Y a-t-il une influence de la vocalité italienne ?
Raúl Angulo Díaz : Les actrices apprenaient l’art du chant dans le cadre familial et au sein de leur compagnie. Elles étaient souvent filles d’acteurs ou de musiciens de théâtre, la plupart du temps mariées à des musiciens. Leur formation différait de celle des chanteurs professionnels, qui se produisaient dans les chapelles. Elles n’apprenaient pas le plain-chant, ni la solmisation (ancêtre du solfège). Certaines jouaient toutefois d’un instrument.
Leur technique n’était pas celle des chanteurs italiens de l’époque, comme en témoigne la princesse des Ursins, Marie-Anne de La Trémoille, qui assista à de nombreuses célébrations à Madrid au début du règne de Philippe V, et qui tenait la musique d’Alessandro Scarlatti pour un modèle de bon goût. La princesse n’aimait pas le chant des actrices espagnoles : selon elle, bien qu’elles aient de belles voix, elles n’étaient pas formées dans une véritable école de chant. Ces femmes jouaient habituellement dans des pièces déclamées : on peut supposer qu’elles transmettaient le sens du texte non par des effets mélodiques, mais surtout par des inflexions de voix, des élargissements, accélérations, ruptures, et autres procédés qui ont plus à voir avec l’art de l’acteur. Cette façon de chanter se reflète dans la musique écrite pour elles. Alors que les compositeurs italiens recouraient à la dissonance et à la virtuosité vocale pour exprimer les affects, les compositeurs hispaniques préféraient travailler avec le rythme prosodique du texte, en allongeant ou contractant les syllabes, en déplaçant les accents quand ils souhaitaient souligner un mot. Ils attendaient des chanteuses qu’elles reprennent l’art de réciter dans la musique.
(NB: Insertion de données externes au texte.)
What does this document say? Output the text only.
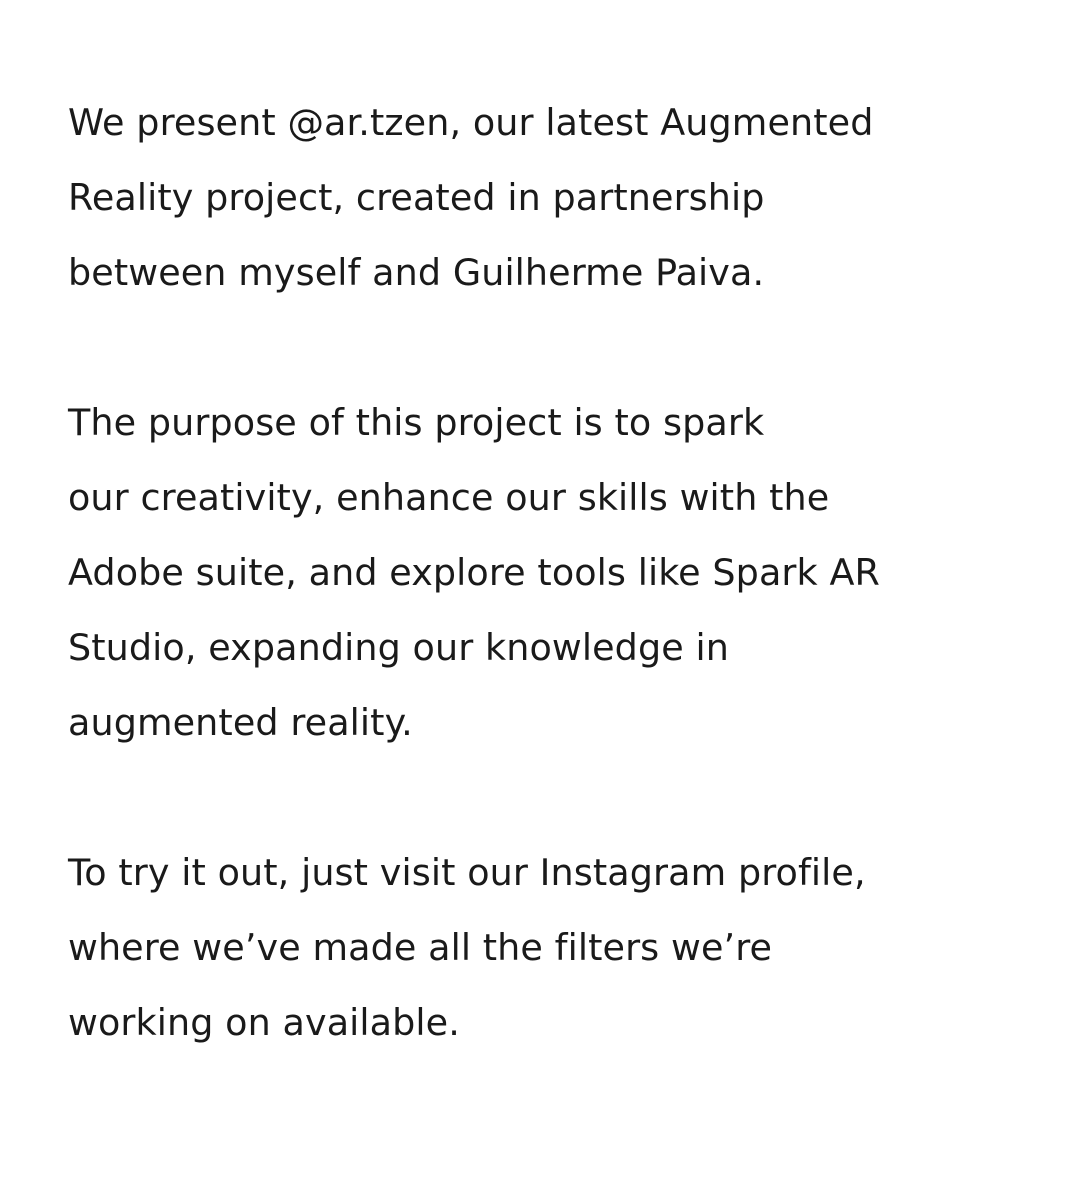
We present @ar.tzen, our latest Augmented
Reality project, created in partnership
between myself and Guilherme Paiva.

The purpose of this project is to spark
our creativity, enhance our skills with the
Adobe suite, and explore tools like Spark AR
Studio, expanding our knowledge in
augmented reality.

To try it out, just visit our Instagram profile,
where we’ve made all the filters we’re
working on available.
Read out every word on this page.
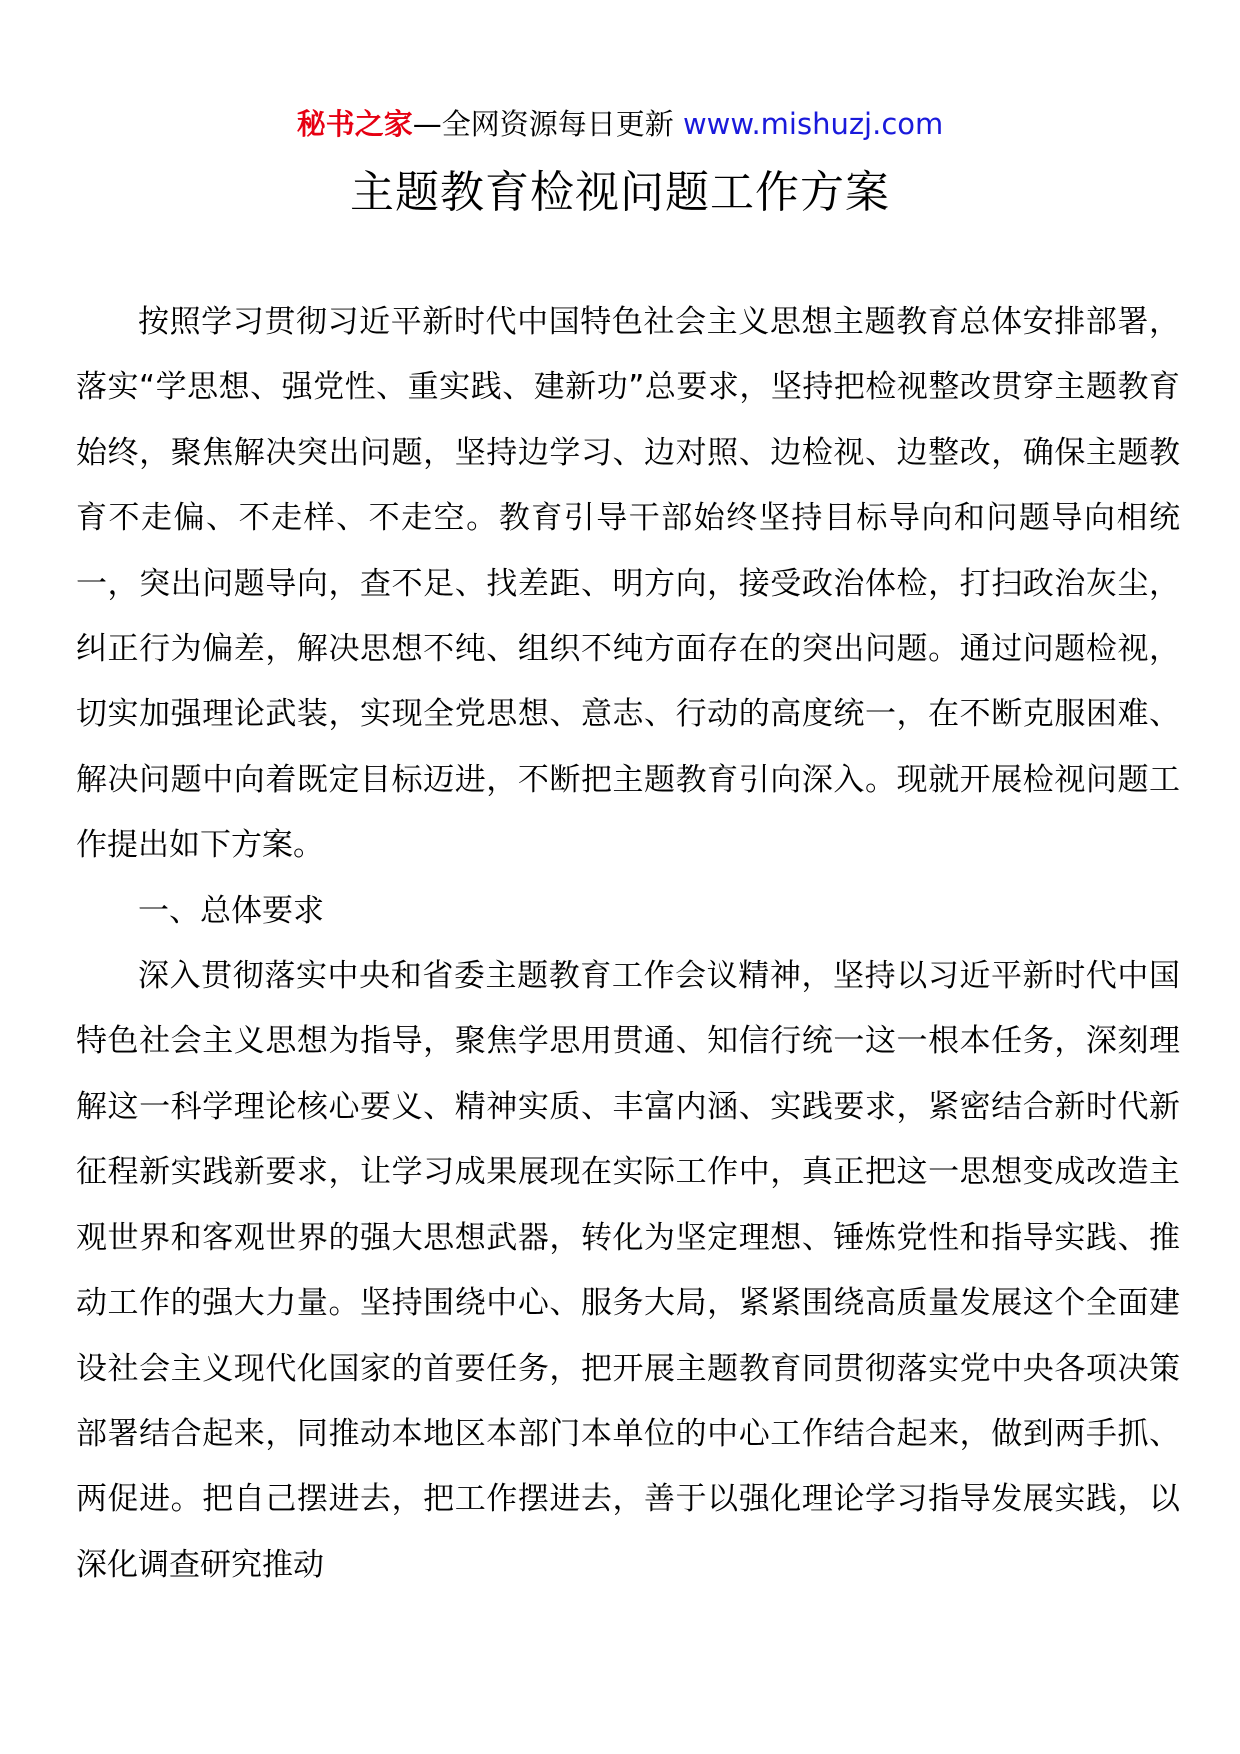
秘书之家—全网资源每日更新 www.mishuzj.com
主题教育检视问题工作方案

按照学习贯彻习近平新时代中国特色社会主义思想主题教育总体安排部署，落实“学思想、强党性、重实践、建新功”总要求，坚持把检视整改贯穿主题教育始终，聚焦解决突出问题，坚持边学习、边对照、边检视、边整改，确保主题教育不走偏、不走样、不走空。教育引导干部始终坚持目标导向和问题导向相统一，突出问题导向，查不足、找差距、明方向，接受政治体检，打扫政治灰尘，纠正行为偏差，解决思想不纯、组织不纯方面存在的突出问题。通过问题检视，切实加强理论武装，实现全党思想、意志、行动的高度统一，在不断克服困难、解决问题中向着既定目标迈进，不断把主题教育引向深入。现就开展检视问题工作提出如下方案。

一、总体要求

深入贯彻落实中央和省委主题教育工作会议精神，坚持以习近平新时代中国特色社会主义思想为指导，聚焦学思用贯通、知信行统一这一根本任务，深刻理解这一科学理论核心要义、精神实质、丰富内涵、实践要求，紧密结合新时代新征程新实践新要求，让学习成果展现在实际工作中，真正把这一思想变成改造主观世界和客观世界的强大思想武器，转化为坚定理想、锤炼党性和指导实践、推动工作的强大力量。坚持围绕中心、服务大局，紧紧围绕高质量发展这个全面建设社会主义现代化国家的首要任务，把开展主题教育同贯彻落实党中央各项决策部署结合起来，同推动本地区本部门本单位的中心工作结合起来，做到两手抓、两促进。把自己摆进去，把工作摆进去，善于以强化理论学习指导发展实践，以深化调查研究推动
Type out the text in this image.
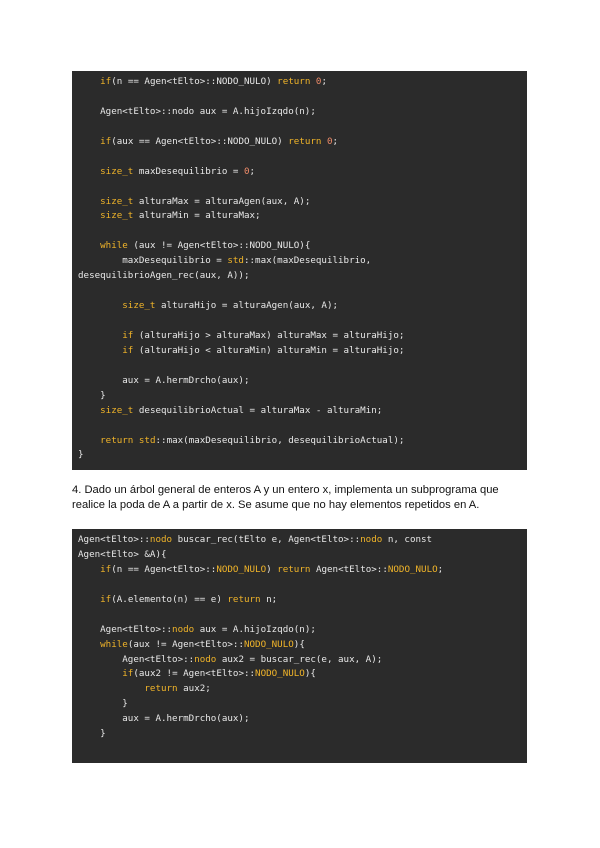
if(n == Agen<tElto>::NODO_NULO) return 0;
Agen<tElto>::nodo aux = A.hijoIzqdo(n);
if(aux == Agen<tElto>::NODO_NULO) return 0;
size_t maxDesequilibrio = 0;
size_t alturaMax = alturaAgen(aux, A);
size_t alturaMin = alturaMax;
while (aux != Agen<tElto>::NODO_NULO){
maxDesequilibrio = std::max(maxDesequilibrio,
desequilibrioAgen_rec(aux, A));
size_t alturaHijo = alturaAgen(aux, A);
if (alturaHijo > alturaMax) alturaMax = alturaHijo;
if (alturaHijo < alturaMin) alturaMin = alturaHijo;
aux = A.hermDrcho(aux);
}
size_t desequilibrioActual = alturaMax - alturaMin;
return std::max(maxDesequilibrio, desequilibrioActual);
}
4. Dado un árbol general de enteros A y un entero x, implementa un subprograma que realice la poda de A a partir de x. Se asume que no hay elementos repetidos en A.
Agen<tElto>::nodo buscar_rec(tElto e, Agen<tElto>::nodo n, const
Agen<tElto> &A){
if(n == Agen<tElto>::NODO_NULO) return Agen<tElto>::NODO_NULO;
if(A.elemento(n) == e) return n;
Agen<tElto>::nodo aux = A.hijoIzqdo(n);
while(aux != Agen<tElto>::NODO_NULO){
Agen<tElto>::nodo aux2 = buscar_rec(e, aux, A);
if(aux2 != Agen<tElto>::NODO_NULO){
return aux2;
}
aux = A.hermDrcho(aux);
}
Cependant, dans la dernière décennie du XVIIe siècle et au début du XVIIIe siècle, on observe plus de virtuosité dans la musique destinée aux actrices. Dans Coronis, on trouve des passages mélismatiques difficiles, dans le rôle d’Apollon par exemple, auxquels seules des chanteuses réellement virtuoses pouvaient se confronter. Au même moment, les compositeurs espagnols découvraient les partitions italiennes contemporaines, et certains travaillaient même avec des virtuosi italiens. Durón a ainsi écrit des œuvres pour le célèbre castrat Matteo Sassano, dit Matteuccio, qui fut chanteur de la Chambre de Charles II à partir de 1698.
Docteur en philosophie, Raúl Angulo Díaz est le président de l’association Ars Hispana, qui met au jour et diffuse le patrimoine musical espagnol au travers de conférences, publications, enregistrements et concerts. Il a édité plus d’une centaine de partitions de compositeurs espagnols, notamment Carlos Patiño, José de Torres et Sebastián Durón. Il est l’auteur des monographies Historia de la cátedra de Estética en la universidad española (2016), La música escénica de Sebastián Durón (2016) et Coronis. Una zarzuela en tiempos de guerra (2018).